How 2 Lehigh Valley legends helped the U.S. Postal Service close out the 20th Century | Historical headlines

U.S. postage stamps honoring Easton-based Crayola and Bethlehem-area native poet Stephen Vincent Benét were announced in the Dec. 10, 1997, edition of The Express-Times. The stamps entered circulation the following year.

Not one but two Lehigh Valley legends helped to close out the 20th century by appearing on U.S. Postal Service stamps.

Twenty-five years ago this week, The Express-Times reported that Easton-based Crayola and Bethlehem-area poet Stephen Vincent Benét would be featured on stamps issued the following year.

Crayola slid into the “Celebrate the Century” series with a stamp featuring the first box of crayons made in the U.S. in 1903 by local parent company Binney & Smith. Its stamp appeared in the series’ first sheet of 30 recalling events of the 1900s and 1910s, the newspaper reported on Dec. 10, 1997.
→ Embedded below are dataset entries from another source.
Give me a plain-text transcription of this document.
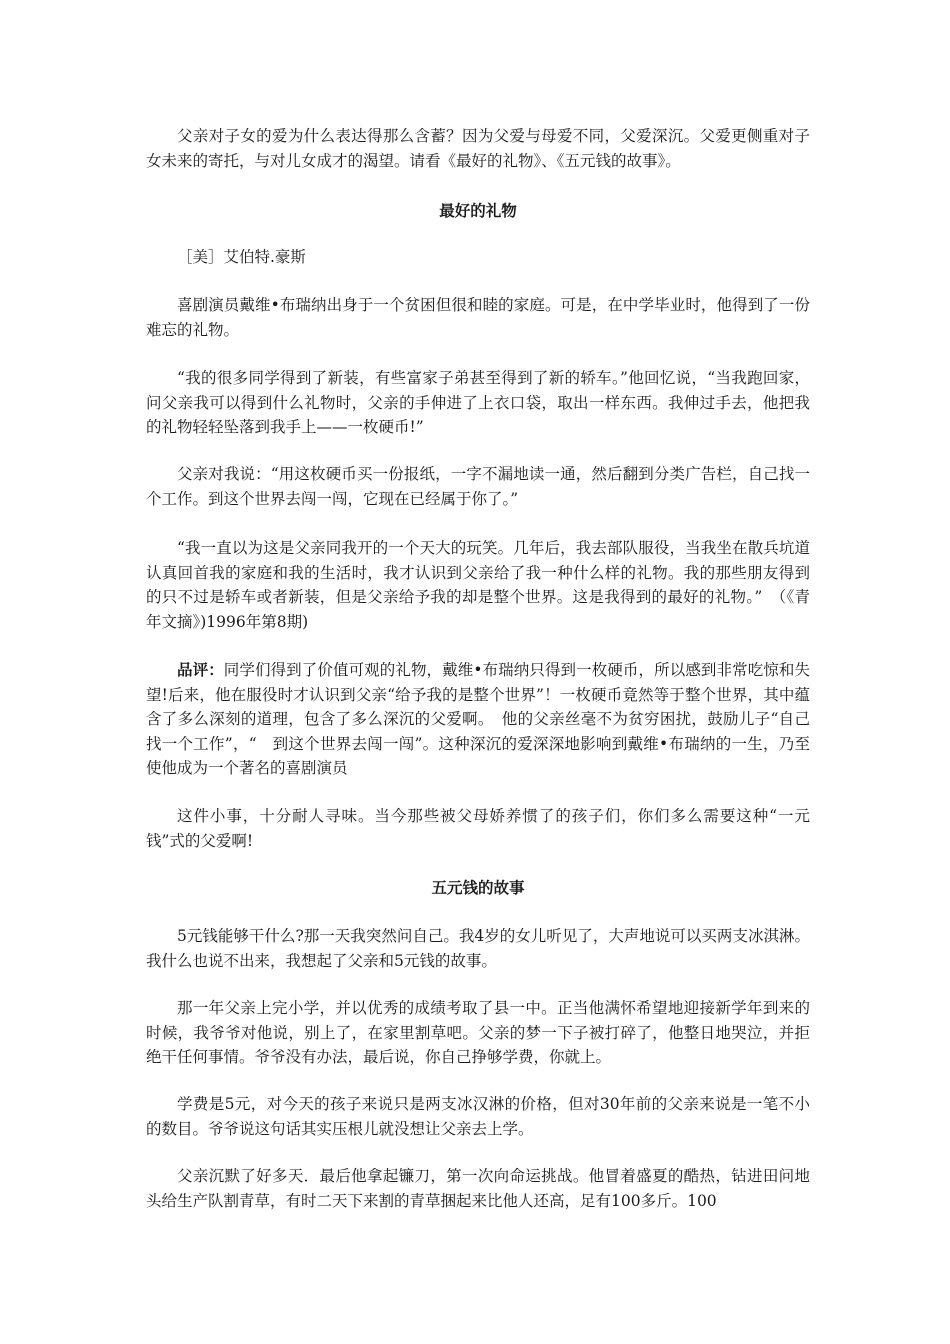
父亲对子女的爱为什么表达得那么含蓄？因为父爱与母爱不同，父爱深沉。父爱更侧重对子女未来的寄托，与对儿女成才的渴望。请看《最好的礼物》、《五元钱的故事》。

最好的礼物

［美］艾伯特.豪斯

喜剧演员戴维•布瑞纳出身于一个贫困但很和睦的家庭。可是，在中学毕业时，他得到了一份难忘的礼物。

“我的很多同学得到了新装，有些富家子弟甚至得到了新的轿车。”他回忆说，“当我跑回家，问父亲我可以得到什么礼物时，父亲的手伸进了上衣口袋，取出一样东西。我伸过手去，他把我的礼物轻轻坠落到我手上——一枚硬币!”

父亲对我说：“用这枚硬币买一份报纸，一字不漏地读一通，然后翻到分类广告栏，自己找一个工作。到这个世界去闯一闯，它现在已经属于你了。”

“我一直以为这是父亲同我开的一个天大的玩笑。几年后，我去部队服役，当我坐在散兵坑道认真回首我的家庭和我的生活时，我才认识到父亲给了我一种什么样的礼物。我的那些朋友得到的只不过是轿车或者新装，但是父亲给予我的却是整个世界。这是我得到的最好的礼物。”　（《青年文摘》)1996年第8期)

品评：同学们得到了价值可观的礼物，戴维•布瑞纳只得到一枚硬币，所以感到非常吃惊和失望!后来，他在服役时才认识到父亲“给予我的是整个世界”！一枚硬币竟然等于整个世界，其中蕴含了多么深刻的道理，包含了多么深沉的父爱啊。　他的父亲丝毫不为贫穷困扰，鼓励儿子“自己找一个工作”，“　到这个世界去闯一闯”。这种深沉的爱深深地影响到戴维•布瑞纳的一生，乃至使他成为一个著名的喜剧演员

这件小事，十分耐人寻味。当今那些被父母娇养惯了的孩子们，你们多么需要这种“一元钱”式的父爱啊!

五元钱的故事

5元钱能够干什么?那一天我突然问自己。我4岁的女儿听见了，大声地说可以买两支冰淇淋。我什么也说不出来，我想起了父亲和5元钱的故事。

那一年父亲上完小学，并以优秀的成绩考取了县一中。正当他满怀希望地迎接新学年到来的时候，我爷爷对他说，别上了，在家里割草吧。父亲的梦一下子被打碎了，他整日地哭泣，并拒绝干任何事情。爷爷没有办法，最后说，你自己挣够学费，你就上。

学费是5元，对今天的孩子来说只是两支冰汉淋的价格，但对30年前的父亲来说是一笔不小的数目。爷爷说这句话其实压根儿就没想让父亲去上学。

父亲沉默了好多天．最后他拿起镰刀，第一次向命运挑战。他冒着盛夏的酷热，钻进田问地头给生产队割青草，有时二天下来割的青草捆起来比他人还高，足有100多斤。100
Another stamp for 1998, outside the century series, commemorated Benét, who was born a century earlier in Fountain Hill and won the Pulitzer Prize in poetry in 1929 for his most famous work, the epic Civil War poem “John Brown’s Body.”

Each stamp went for 32 cents in 1998. Individually, each now goes for a buck or two, at least according to the Mystic Stamp Co. dealer website, though a full mint-condition “Celebrate the Century” set is listed at about $150.
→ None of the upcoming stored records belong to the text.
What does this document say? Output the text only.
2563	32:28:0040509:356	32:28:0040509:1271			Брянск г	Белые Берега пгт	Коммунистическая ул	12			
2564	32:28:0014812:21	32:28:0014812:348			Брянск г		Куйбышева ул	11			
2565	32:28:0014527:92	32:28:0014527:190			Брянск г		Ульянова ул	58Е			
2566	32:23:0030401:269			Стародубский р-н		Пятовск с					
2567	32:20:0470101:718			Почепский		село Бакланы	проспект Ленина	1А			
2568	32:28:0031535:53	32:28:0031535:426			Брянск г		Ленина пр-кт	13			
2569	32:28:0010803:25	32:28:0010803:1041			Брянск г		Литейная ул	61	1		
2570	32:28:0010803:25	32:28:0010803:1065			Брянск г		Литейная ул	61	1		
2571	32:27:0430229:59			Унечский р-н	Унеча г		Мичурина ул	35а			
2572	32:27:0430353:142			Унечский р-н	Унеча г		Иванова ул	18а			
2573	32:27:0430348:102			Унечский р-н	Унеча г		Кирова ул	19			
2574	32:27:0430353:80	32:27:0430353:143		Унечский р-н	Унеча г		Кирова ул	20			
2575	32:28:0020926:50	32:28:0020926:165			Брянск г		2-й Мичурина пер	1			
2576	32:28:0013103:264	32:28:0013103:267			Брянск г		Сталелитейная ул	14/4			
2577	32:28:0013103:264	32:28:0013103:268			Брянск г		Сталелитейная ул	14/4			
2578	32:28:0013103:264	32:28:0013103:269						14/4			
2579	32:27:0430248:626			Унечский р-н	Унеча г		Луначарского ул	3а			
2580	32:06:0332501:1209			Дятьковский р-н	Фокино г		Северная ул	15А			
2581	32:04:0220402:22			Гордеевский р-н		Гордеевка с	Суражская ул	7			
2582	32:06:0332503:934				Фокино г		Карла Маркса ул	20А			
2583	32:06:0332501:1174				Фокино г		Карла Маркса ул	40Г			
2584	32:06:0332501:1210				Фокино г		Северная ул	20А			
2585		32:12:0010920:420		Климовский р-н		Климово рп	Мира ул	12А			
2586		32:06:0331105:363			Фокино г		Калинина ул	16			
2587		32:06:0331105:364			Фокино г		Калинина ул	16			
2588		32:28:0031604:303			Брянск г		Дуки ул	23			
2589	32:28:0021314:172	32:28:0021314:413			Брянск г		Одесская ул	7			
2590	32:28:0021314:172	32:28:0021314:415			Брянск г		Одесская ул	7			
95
MORE LEHIGH VALLEY HISTORICAL HEADLINES THIS WEEK

20 YEARS AGO | Dec. 7-9, 2002: Picketers from the infamous Westboro Baptist Church in Kansas espouse hateful homophobic slogans but encounter plenty of counter-protesters during three days of demonstrations at Lehigh Valley colleges and churches. (Westboro also planned local protests in 2007 and 2013 but never showed for either.)

25 YEARS AGO | Dec. 5, 1997: New Jersey Gov. Christie Whitman cuts down an 8-foot spruce at Glenview Farms in Blairstown for display in Blair Academy. … Dec. 6: Film crews turn to Bethlehem police officers Frederick Mill and Danny Miksel and Easton paramedics John Nicholas and Nicole Timberman to play extras in the local filming of “The Florentine.”

50 YEARS AGO | Dec. 6, 1972: Chess international grandmaster Arthur B. Bisguier plays 50 simultaneous matches at Lafayette College, winning 46, drawing with 3, and losing to just one — Warren Hills Regional High School junior Thomas Faughnan, who also managed to score a draw against Danish grandmaster Bent Larsen earlier in the year in Riegelsville. The last person standing was Warren County Judge Paul Aaroe, who lasted 46 moves.

100 YEARS AGO | Dec. 6, 1922: Easton gang leader Tony Turko is convicted a second time for the infamous Cat Swamp murder in northern New Jersey in which a passerby was shot and killed during the hijacking of a silk delivery truck. Turko was arrested in the Lehigh Valley in 1921, convicted the first time in January 1922 and ultimately executed in 1924. … Dec. 10: The Liberty Bell Highway, a new concrete road linking the Lehigh Valley and Philadelphia, opens. The Easton Express reports: “This is admitted to be one of the finest concrete roads … in the entire country … . It will be the gateway from the south to the Pocono section, with Easton as a center for traffic.”

This story is part of Lehigh Valley Then, a periodic series that recalls historical headlines from lehighvalleylive.com, The Express-Times and their predecessors from 10, 20, 25, 50 and 100 years ago. Stories are pulled from microfilm at the Easton and Bethlehem area public libraries.